Ibnu Sina |
Riwayat hidup Ibnu Sina
Nama lengkap
ibnu sina adalah abu ‘ali al-husain ibnu ‘abdallah ibn hasan ibnu ‘ali ibn
sina. Di barat populer dengan sebutan avicenna akibat terjadinya metamorfose
yahudi-spanyol-latin. Dengan lidah spanyol kata ibnu diucapkan aben atau even.

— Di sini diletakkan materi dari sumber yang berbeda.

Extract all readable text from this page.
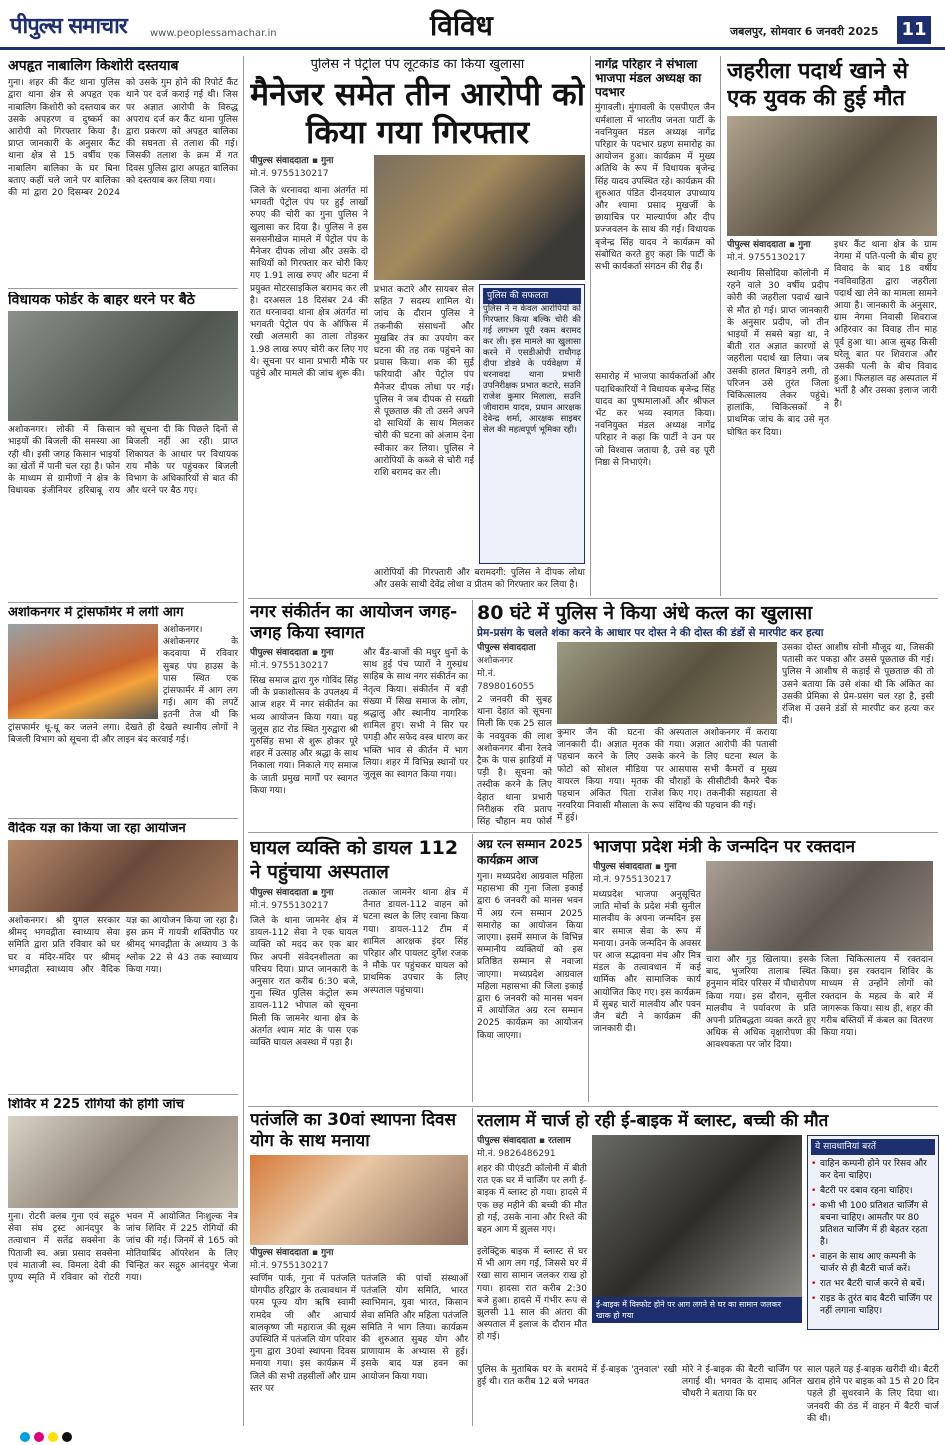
पीपुल्स समाचार www.peoplessamachar.in	विविध	जबलपुर, सोमवार 6 जनवरी 2025 11
अपहृत नाबालिग किशोरी दस्तयाब
गुना। शहर की कैंट थाना पुलिस द्वारा थाना क्षेत्र से अपहृत एक नाबालिग किशोरी को दस्तयाब कर उसके अपहरण व दुष्कर्म का आरोपी को गिरफ्तार किया है। प्राप्त जानकारी के अनुसार कैंट थाना क्षेत्र से 15 वर्षीय एक नाबालिग बालिका के घर बिना बताए कहीं चले जाने पर बालिका की मां द्वारा 20 दिसम्बर 2024 को उसके गुम होने की रिपोर्ट कैंट थाने पर दर्ज कराई गई थी। जिस पर अज्ञात आरोपी के विरुद्ध अपराध दर्ज कर कैंट थाना पुलिस द्वारा प्रकरण को अपहृत बालिका की सघनता से तलाश की गई। जिसकी तलाश के क्रम में गत दिवस पुलिस द्वारा अपहृत बालिका को दस्तयाब कर लिया गया।
विधायक फोर्डर के बाहर धरने पर बैठे
अशोकनगर। लोकी में किसान भाइयों की बिजली की समस्या आ रही थी। इसी जगह किसान भाइयों का खेतों में पानी चल रहा है। फोन के माध्यम से ग्रामीणों ने क्षेत्र के विधायक इंजीनियर हरिबाबू राय को सूचना दी कि पिछले दिनों से बिजली नहीं आ रही। प्राप्त शिकायत के आधार पर विधायक राय मौके पर पहुंचकर बिजली विभाग के अधिकारियों से बात की और धरने पर बैठ गए।
अशोकनगर में ट्रांसफॉर्मर में लगी आग
अशोकनगर। अशोकनगर के कदवाया में रविवार सुबह पंप हाउस के पास स्थित एक ट्रांसफार्मर में आग लग गई। आग की लपटें इतनी तेज थी कि ट्रांसफार्मर धू-धू कर जलने लगा। देखते ही देखते स्थानीय लोगों ने बिजली विभाग को सूचना दी और लाइन बंद करवाई गई।
वैदिक यज्ञ का किया जा रहा आयोजन
अशोकनगर। श्री युगल सरकार श्रीमद् भगवद्गीता स्वाध्याय सेवा समिति द्वारा प्रति रविवार को घर घर व मंदिर-मंदिर पर श्रीमद् भगवद्गीता स्वाध्याय और वैदिक यज्ञ का आयोजन किया जा रहा है। इस क्रम में गायत्री शक्तिपीठ पर श्रीमद् भगवद्गीता के अध्याय 3 के श्लोक 22 से 43 तक स्वाध्याय किया गया।
शिविर में 225 रोगियों की होगी जांच
गुना। रोटरी क्लब गुना एवं सद्गुरु सेवा संघ ट्रस्ट आनंदपुर के तत्वाधान में सतेंद्र सक्सेना के पिताजी स्व. अन्ना प्रसाद सक्सेना एवं माताजी स्व. विमला देवी की पुण्य स्मृति में रविवार को रोटरी भवन में आयोजित निःशुल्क नेत्र जांच शिविर में 225 रोगियों की जांच की गई। जिनमें से 165 को मोतियाबिंद ऑपरेशन के लिए चिन्हित कर सद्गुरु आनंदपुर भेजा गया।
पुलिस ने पेट्रोल पंप लूटकांड का किया खुलासा
मैनेजर समेत तीन आरोपी को किया गया गिरफ्तार
पीपुल्स संवाददाता ▪ गुना
मो.नं. 9755130217
जिले के धरनावदा थाना अंतर्गत मां भगवती पेट्रोल पंप पर हुई लाखों रुपए की चोरी का गुना पुलिस ने खुलासा कर दिया है। पुलिस ने इस सनसनीखेज मामले में पेट्रोल पंप के मैनेजर दीपक लोधा और उसके दो साथियों को गिरफ्तार कर चोरी किए गए 1.91 लाख रुपए और घटना में प्रयुक्त मोटरसाइकिल बरामद कर ली है। दरअसल 18 दिसंबर 24 की रात धरनावदा थाना क्षेत्र अंतर्गत मां भगवती पेट्रोल पंप के ऑफिस में रखी अलमारी का ताला तोड़कर 1.98 लाख रुपए चोरी कर लिए गए थे। सूचना पर थाना प्रभारी मौके पर पहुंचे और मामले की जांच शुरू की।
प्रभात कटारे और सायबर सेल सहित 7 सदस्य शामिल थे। जांच के दौरान पुलिस ने तकनीकी संसाधनों और मुखबिर तंत्र का उपयोग कर घटना की तह तक पहुंचने का प्रयास किया। शक की सुई फरियादी और पेट्रोल पंप मैनेजर दीपक लोधा पर गई। पुलिस ने जब दीपक से सख्ती से पूछताछ की तो उसने अपने दो साथियों के साथ मिलकर चोरी की घटना को अंजाम देना स्वीकार कर लिया। पुलिस ने आरोपियों के कब्जे से चोरी गई राशि बरामद कर ली।
पुलिस की सफलता
पुलिस ने न केवल आरोपियों को गिरफ्तार किया बल्कि चोरी की गई लगभग पूरी रकम बरामद कर ली। इस मामले का खुलासा करने में एसडीओपी राघौगढ़ दीपा डोडवे के पर्यवेक्षण में धरनावदा थाना प्रभारी उपनिरीक्षक प्रभात कटारे, सउनि राजेश कुमार मिलाला, सउनि जीवाराम यादव, प्रधान आरक्षक देवेन्द्र शर्मा, आरक्षक साइबर सेल की महत्वपूर्ण भूमिका रही।
आरोपियों की गिरफ्तारी और बरामदगी: पुलिस ने दीपक लोधा और उसके साथी देवेंद्र लोधा व प्रीतम को गिरफ्तार कर लिया है।
नागेंद्र परिहार ने संभाला भाजपा मंडल अध्यक्ष का पदभार
मुंगावली। मुंगावली के एसपीएल जैन धर्मशाला में भारतीय जनता पार्टी के नवनियुक्त मंडल अध्यक्ष नागेंद्र परिहार के पदभार ग्रहण समारोह का आयोजन हुआ। कार्यक्रम में मुख्य अतिथि के रूप में विधायक बृजेन्द्र सिंह यादव उपस्थित रहे। कार्यक्रम की शुरुआत पंडित दीनदयाल उपाध्याय और श्यामा प्रसाद मुखर्जी के छायाचित्र पर माल्यार्पण और दीप प्रज्जवलन के साथ की गई। विधायक बृजेन्द्र सिंह यादव ने कार्यक्रम को संबोधित करते हुए कहा कि पार्टी के सभी कार्यकर्ता संगठन की रीढ़ हैं।
समारोह में भाजपा कार्यकर्ताओं और पदाधिकारियों ने विधायक बृजेन्द्र सिंह यादव का पुष्पमालाओं और श्रीफल भेंट कर भव्य स्वागत किया। नवनियुक्त मंडल अध्यक्ष नागेंद्र परिहार ने कहा कि पार्टी ने उन पर जो विश्वास जताया है, उसे वह पूरी निष्ठा से निभाएंगे।
जहरीला पदार्थ खाने से एक युवक की हुई मौत
पीपुल्स संवाददाता ▪ गुना
मो.नं. 9755130217
स्थानीय सिसोदिया कॉलोनी में रहने वाले 30 वर्षीय प्रदीप कोरी की जहरीला पदार्थ खाने से मौत हो गई। प्राप्त जानकारी के अनुसार प्रदीप, जो तीन भाइयों में सबसे बड़ा था, ने बीती रात अज्ञात कारणों से जहरीला पदार्थ खा लिया। जब उसकी हालत बिगड़ने लगी, तो परिजन उसे तुरंत जिला चिकित्सालय लेकर पहुंचे। हालांकि, चिकित्सकों ने प्राथमिक जांच के बाद उसे मृत घोषित कर दिया।
इधर कैंट थाना क्षेत्र के ग्राम नेगमा में पति-पत्नी के बीच हुए विवाद के बाद 18 वर्षीय नवविवाहिता द्वारा जहरीला पदार्थ खा लेने का मामला सामने आया है। जानकारी के अनुसार, ग्राम नेगमा निवासी शिवराज अहिरवार का विवाह तीन माह पूर्व हुआ था। आज सुबह किसी घरेलू बात पर शिवराज और उसकी पत्नी के बीच विवाद हुआ। फिलहाल वह अस्पताल में भर्ती है और उसका इलाज जारी है।
नगर संकीर्तन का आयोजन जगह-जगह किया स्वागत
पीपुल्स संवाददाता ▪ गुना
मो.नं. 9755130217
सिख समाज द्वारा गुरु गोविंद सिंह जी के प्रकाशोत्सव के उपलक्ष्य में आज शहर में नगर संकीर्तन का भव्य आयोजन किया गया। यह जुलूस हाट रोड स्थित गुरुद्वारा श्री गुरुसिंह सभा से शुरू होकर पूरे शहर में उत्साह और श्रद्धा के साथ निकाला गया। निकाले गए समाज के जाती प्रमुख मार्गों पर स्वागत किया गया।
और बैंड-बाजों की मधुर धुनों के साथ हुई पंच प्यारों ने गुरुग्रंथ साहिब के साथ नगर संकीर्तन का नेतृत्व किया। संकीर्तन में बड़ी संख्या में सिख समाज के लोग, श्रद्धालु और स्थानीय नागरिक शामिल हुए। सभी ने सिर पर पगड़ी और सफेद वस्त्र धारण कर भक्ति भाव से कीर्तन में भाग लिया। शहर में विभिन्न स्थानों पर जुलूस का स्वागत किया गया।
80 घंटे में पुलिस ने किया अंधे कत्ल का खुलासा
प्रेम-प्रसंग के चलते शंका करने के आधार पर दोस्त ने की दोस्त की डंडों से मारपीट कर हत्या
पीपुल्स संवाददाता
अशोकनगर
मो.नं. 7898016055
2 जनवरी की सुबह थाना देहात को सूचना मिली कि एक 25 साल के नवयुवक की लाश अशोकनगर बीना रेलवे ट्रैक के पास झाड़ियों में पड़ी है। सूचना को तस्दीक करने के लिए देहात थाना प्रभारी निरीक्षक रवि प्रताप सिंह चौहान मय फोर्स
कुमार जैन की घटना की जानकारी दी। अज्ञात मृतक की पहचान करने के लिए उसके फोटो को सोशल मीडिया पर वायरल किया गया। मृतक की पहचान अंकित पिता राजेश नरवरिया निवासी मौसाला के रूप में हुई।
अस्पताल अशोकनगर में कराया गया। अज्ञात आरोपी की पतासी करने के लिए घटना स्थल के आसपास सभी कैमरों व मुख्य चौराहों के सीसीटीवी कैमरे चैक किए गए। तकनीकी सहायता से संदिग्ध की पहचान की गई।
उसका दोस्त आशीष सोनी मौजूद था, जिसकी पतासी कर पकड़ा और उससे पूछताछ की गई। पुलिस ने आशीष से कड़ाई से पूछताछ की तो उसने बताया कि उसे शंका थी कि अंकित का उसकी प्रेमिका से प्रेम-प्रसंग चल रहा है, इसी रंजिश में उसने डंडों से मारपीट कर हत्या कर दी।
घायल व्यक्ति को डायल 112 ने पहुंचाया अस्पताल
पीपुल्स संवाददाता ▪ गुना
मो.नं. 9755130217
जिले के थाना जामनेर क्षेत्र में डायल-112 सेवा ने एक घायल व्यक्ति को मदद कर एक बार फिर अपनी संवेदनशीलता का परिचय दिया। प्राप्त जानकारी के अनुसार रात करीब 6:30 बजे, गुना स्थित पुलिस कंट्रोल रूम डायल-112 भोपाल को सूचना मिली कि जामनेर थाना क्षेत्र के अंतर्गत श्याम मांट के पास एक व्यक्ति घायल अवस्था में पड़ा है।
तत्काल जामनेर थाना क्षेत्र में तैनात डायल-112 वाहन को घटना स्थल के लिए रवाना किया गया। डायल-112 टीम में शामिल आरक्षक इंदर सिंह परिहार और पायलट दुर्गेश रजक ने मौके पर पहुंचकर घायल को प्राथमिक उपचार के लिए अस्पताल पहुंचाया।
अग्र रत्न सम्मान 2025 कार्यक्रम आज
गुना। मध्यप्रदेश आग्रवाल महिला महासभा की गुना जिला इकाई द्वारा 6 जनवरी को मानस भवन में अग्र रत्न सम्मान 2025 समारोह का आयोजन किया जाएगा। इसमें समाज के विभिन्न सम्मानीय व्यक्तियों को इस प्रतिष्ठित सम्मान से नवाजा जाएगा। मध्यप्रदेश आग्रवाल महिला महासभा की जिला इकाई द्वारा 6 जनवरी को मानस भवन में आयोजित अग्र रत्न सम्मान 2025 कार्यक्रम का आयोजन किया जाएगा।
भाजपा प्रदेश मंत्री के जन्मदिन पर रक्तदान
पीपुल्स संवाददाता ▪ गुना
मो.नं. 9755130217
मध्यप्रदेश भाजपा अनुसूचित जाति मोर्चा के प्रदेश मंत्री सुनील मालवीय के अपना जन्मदिन इस बार समाज सेवा के रूप में मनाया। उनके जन्मदिन के अवसर पर आज सद्भावना मंच और मित्र मंडल के तत्वावधान में कई धार्मिक और सामाजिक कार्य आयोजित किए गए। इस कार्यक्रम में सुबह चारों मालवीय और पवन जैन बंटी ने कार्यक्रम की जानकारी दी।
चारा और गुड़ खिलाया। इसके बाद, भुजरिया तालाब स्थित हनुमान मंदिर परिसर में पौधारोपण किया गया। इस दौरान, सुनील मालवीय ने पर्यावरण के प्रति अपनी प्रतिबद्धता व्यक्त करते हुए अधिक से अधिक वृक्षारोपण की आवश्यकता पर जोर दिया।
जिला चिकित्सालय में रक्तदान किया। इस रक्तदान शिविर के माध्यम से उन्होंने लोगों को रक्तदान के महत्व के बारे में जागरूक किया। साथ ही, शहर की गरीब बस्तियों में कंबल का वितरण किया गया।
पतंजलि का 30वां स्थापना दिवस योग के साथ मनाया
पीपुल्स संवाददाता ▪ गुना
मो.नं. 9755130217
स्वर्णिम पार्क, गुना में पतंजलि योगपीठ हरिद्वार के तत्वावधान में परम पूज्य योग ऋषि स्वामी रामदेव जी और आचार्य बालकृष्ण जी महाराज की सूक्ष्म उपस्थिति में पतंजलि योग परिवार गुना द्वारा 30वां स्थापना दिवस मनाया गया। इस कार्यक्रम में जिले की सभी तहसीलों और ग्राम स्तर पर
पतंजलि की पांचों संस्थाओं पतंजलि योग समिति, भारत स्वाभिमान, युवा भारत, किसान सेवा समिति और महिला पतंजलि समिति ने भाग लिया। कार्यक्रम की शुरुआत सुबह योग और प्राणायाम के अभ्यास से हुई। इसके बाद यज्ञ हवन का आयोजन किया गया।
रतलाम में चार्ज हो रही ई-बाइक में ब्लास्ट, बच्ची की मौत
पीपुल्स संवाददाता ▪ रतलाम
मो.नं. 9826486291
शहर की पीएंडटी कॉलोनी में बीती रात एक घर में चार्जिंग पर लगी ई-बाइक में ब्लास्ट हो गया। हादसे में एक छह महीने की बच्ची की मौत हो गई, उसके नाना और रिश्ते की बहन आग में झुलस गए।
इलेक्ट्रिक बाइक में ब्लास्ट से घर में भी आग लग गई, जिससे घर में रखा सारा सामान जलकर राख हो गया। हादसा रात करीब 2:30 बजे हुआ। हादसे में गंभीर रूप से झुलसी 11 साल की अंतरा की अस्पताल में इलाज के दौरान मौत हो गई।
ई-बाइक में विस्फोट होने पर आग लगने से घर का सामान जलकर खाक हो गया
ये सावधानियां बरतें
• वाहिन कम्पनी होने पर रिसव और कर देना चाहिए।
• बैटरी पर दबाव रहना चाहिए।
• कभी भी 100 प्रतिशत चार्जिंग से बचना चाहिए। आमतौर पर 80 प्रतिशत चार्जिंग में ही बेहतर रहता है।
• वाहन के साथ आए कम्पनी के चार्जर से ही बैटरी चार्ज करें।
• रात भर बैटरी चार्ज करने से बचें।
• राइड के तुरंत बाद बैटरी चार्जिंग पर नहीं लगाना चाहिए।
पुलिस के मुताबिक घर के बरामदे में ई-बाइक 'तुनवाल' रखी हुई थी। रात करीब 12 बजे भगवत
मोरे ने ई-बाइक की बैटरी चार्जिंग पर लगाई थी। भगवत के दामाद अनिल चौधरी ने बताया कि घर
साल पहले यह ई-बाइक खरीदी थी। बैटरी खराब होने पर बाइक को 15 से 20 दिन पहले ही सुधरवाने के लिए दिया था। जनवरी की ठंड में वाहन में बैटरी चार्ज की थी।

Terjadinya perubahan ini berawal dari usaha penerjemah naskah-naskah arab ke
dalam bahasa latin pada pertengahan abad ke-12 di spanyol. Ibnu sina dilahirkan
di afsyana dekat bukhara pada tahun 980 M dan meninggal dunia pada tahun 1037 M
dalam usia 58 tahun. Jasadnya dikebumikan di hamadzan.
Ibnu sina sejak
usia muda telah menguasai beberapadisiplin ilmu, seperti matematika, logika,
fisika, kedokteran, astronomi, hukum, dan lain-lain. Keberhasilan ibnu sina
didukung oleh minat belajarnya yang luar biasa dan kegeniusan otaknya. Menurut
Nurcholish Majid, disinilah letak keberuntungan dunia islam. Dari segi politik
dunia islam boleh dikatakan porak poranda, akibat para penguasa saling bersaing
dan saling mengungguli, namun mereka tetap mendorong, melindungi kegiatan
intelektual dan ilmiah.
Ibnu sina
secara tidak langsung berguru kepada al-farabi, bahkan dalam otobigrafinya
disebutkan tentang utang budinya kepada guru kedua ini. Hal ini terjadi ketika
ia kesulitan untuk memahami metafisika aristoteles. Ibnu sina adalah pelanjut
dan pengembang filsafat yunani yang sebelumnya telah dirintis al-farabi dn
al-kindi.
Karya tulis
ibnu sina
Ibnu sina
walaupun sibuk bekerja dalam pemerintahan, namun ia adalah seorang penulis yang
luar biasa produktif. Sehingga tidak sedikit meninggalkan karya tulis yang
sangat besar pengaruhnya kepada generasi sesudahnya, baik di dunia barat maupun
dunia timur. Diantara karya tulisnya yang terpenting, yakni sebagai berikut:
a-syifa’,
berisikan uraian tentang filsafat yang terdiri 4 bagian: ketuhanan, fisika,
matematika, dan logika.
Al-najat, karya
tulis yang ditujukan khusus untuk kelompok terpelajar yang ingin mengetahui
dasar-dasar ilmu hikmah secara lengkap.
Al-qanun fi
al-thibb, berisikan ilmu kedokteran yang terbagi atas 5 kitab dalam berbagai
ilmu dan berjenis-jenis penyakit dan lainnya.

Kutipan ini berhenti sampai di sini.